Quando vim morar para Alcobaça “definitivamente” (há cerca de cinco anos), dizia maravilhas da cidade. Era até chato com isso, como muitas vezes me relembraram. Há sempre esta necessidade parva de pormos o entusiasmo dos outros em sentido. Uma vez em Leiria, alguém me disse: “estás apaixonado, isso passa-te.” Referia-se, obviamente, à cidade, porque as pessoas, essas, amam-se sempre. Passado algum tempo, comecei a ver o lado menos “virtuoso” da cidade da “paixão”. O estacionamento “onde calha”, não parar nas passadeiras, a “menor” oferta cultural, uma certa maledicência de “esplanada”. Com a pandemia reparei numa vontade irresistível de fazer queixinhas uns dos outros; nos abominavelmente medievais artigos do padre da paróquia, nalguma mesquinhez rabuja. Nestes dois anos de degredo, estas coisas pesaram, afirmaram-se como uma espuma suja num mar outrora cristalino.

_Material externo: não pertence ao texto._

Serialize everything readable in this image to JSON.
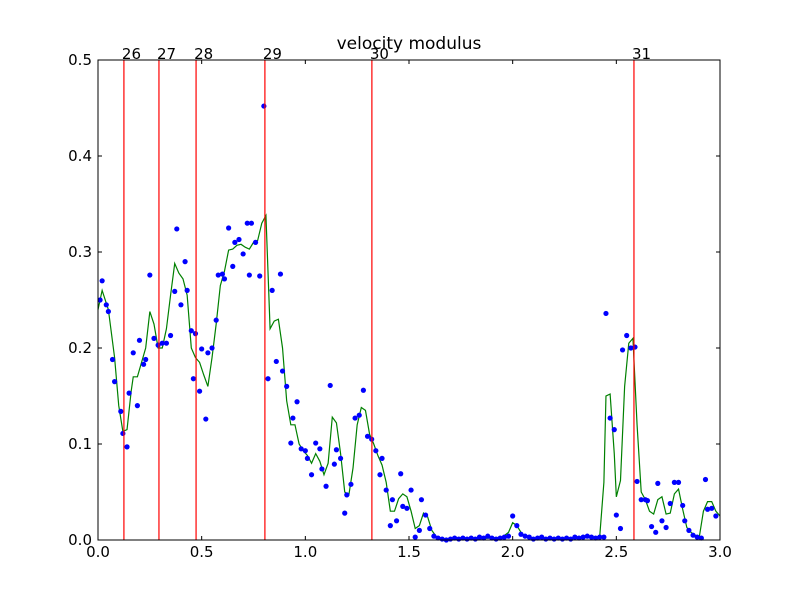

No entanto, lá saí à rua: fui às vacinas, conforme expliquei, e na segunda vez (benditas autárquicas!) nem deu para aquecer o lugar. Fui ver o João Paulo a cantar no celeiro e descobri que ali vai nascer um opera-café, com a assinatura do Luís Peças, garantia de qualidade. No Cistermúsica, reconciliei-me com a magia do mesmo, apesar de tão maltratado pelo Estado e opinião pública em tempos covid. No wine bar Saudade bebi bom vinho e boa conversa. No Trindade, comi o melhor caril de gambas do universo. Na João de Deus, agradeci às professoras por manterem a escola aberta até ao fim, apesar da travessia deste deserto. Na Ala Sul, descobri a ideia de um pequeno live club, no antigo Paris talvez me sente à mesa do chefe e, religiosamente, recebo sushi de primeira qualidade em casa, enquanto sonho com o Okazu na antiga pensão Mosteiro. Treinei com afinco no New Ground Fitness, nadei nas piscinas do CNAL, fui tratado com carinho na fisioterapia da Physioclem e, para afogar as mágoas, comprei vinho na melhor garrafeira do país.
A minha mulher, cá da terra, disse-me uma vez: “tu aproveitas melhor Alcobaça que eu!”
A Sónia Tavares raramente se engana.